Who are we, where are we from, and to whom are we accountable?

We belong to lineages and webs of queer, trans and nonbinary ancestors, families, teachers and guides. Their relations, peoples, pains, pleasures, struggles and wisdoms flow through our words. So do our shared and intersectionally different lived experiences of being queer. Sonali Sangeeta Balajee is a US-based queer South Asian femme woman raised by drag queens, HIV/AIDS hospice care and social justice organizing with earth-and-spirit wisdom keepers. She is founder of Our Bodhi Spiritual and Political Organizing Project (Bodhi home) and the Spiritual-Social Medicinal Apothecary (SSoMA). Sarah Amsler is a UK-based nonbinary queer white Anglo person rooted in radical pedagogy and philosophy, spiritual-political somatic poetics, modern/(de)colonial and queer studies, and relational activism. They are a member of Bodhi and tender of the Queer Imagination and Liberation Lab (QuILL), an emerging SSoMA space. Sonali and Sarah, together with Dani d’Emilia and Kate Morales, are also the queer decolonial collective Altared State.

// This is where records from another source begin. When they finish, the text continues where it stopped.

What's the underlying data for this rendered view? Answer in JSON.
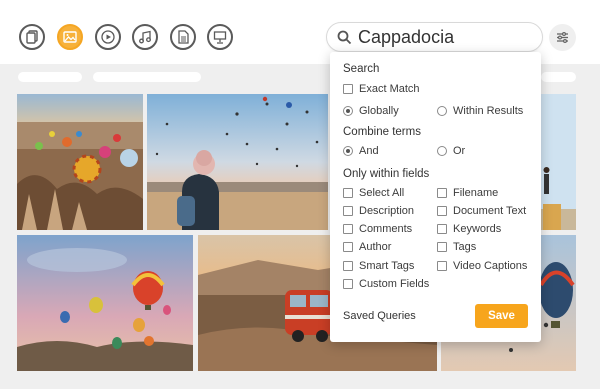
{
  "search": {
    "value": "Cappadocia"
  },
  "toolbar": {
    "icons": [
      "documents-icon",
      "images-icon",
      "video-icon",
      "audio-icon",
      "text-file-icon",
      "presentation-icon"
    ],
    "active_icon": "images-icon"
  },
  "colors": {
    "accent": "#f7a51c",
    "background": "#efefef",
    "icon_stroke": "#5a5a5a"
  },
  "panel": {
    "search_title": "Search",
    "exact_match": "Exact Match",
    "globally": "Globally",
    "within_results": "Within Results",
    "combine_title": "Combine terms",
    "and": "And",
    "or": "Or",
    "fields_title": "Only within fields",
    "fields_left": [
      "Select All",
      "Description",
      "Comments",
      "Author",
      "Smart Tags",
      "Custom Fields"
    ],
    "fields_right": [
      "Filename",
      "Document Text",
      "Keywords",
      "Tags",
      "Video Captions"
    ],
    "saved_queries": "Saved Queries",
    "save_label": "Save",
    "selected_search_scope": "Globally",
    "selected_combine": "And"
  }
}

A big part of our commitment to honoring expansive queerness is deepening our understanding of and accountability to the political history of the English term and category ‘queer,’ including its colonizing violence. White US-centric queerness is not intersectional or decolonial. Anthropocentric, heteronormative, mononormative, racist, ableist and extractive capitalist logics permeate queer bodies and communities. Claiming queerness creates hierarchies and excludes when it is reduced to gender, sexual or relational identity within white supremacist modern/colonial capitalist frames that reward identification, hierarchy, competition, productivism and binary in/out belonging. Other histories and modalities of cuir move in Latin America and through quare Black traditions and studies, rooted in different cosmologies, histories of struggle and tensions with white North American and European queer theories, identities and politics. We turn queerly towards these differences and the violence caused by separation within queerness itself, acknowledging our positionally different implications in harm and responsibilities to show up and learn.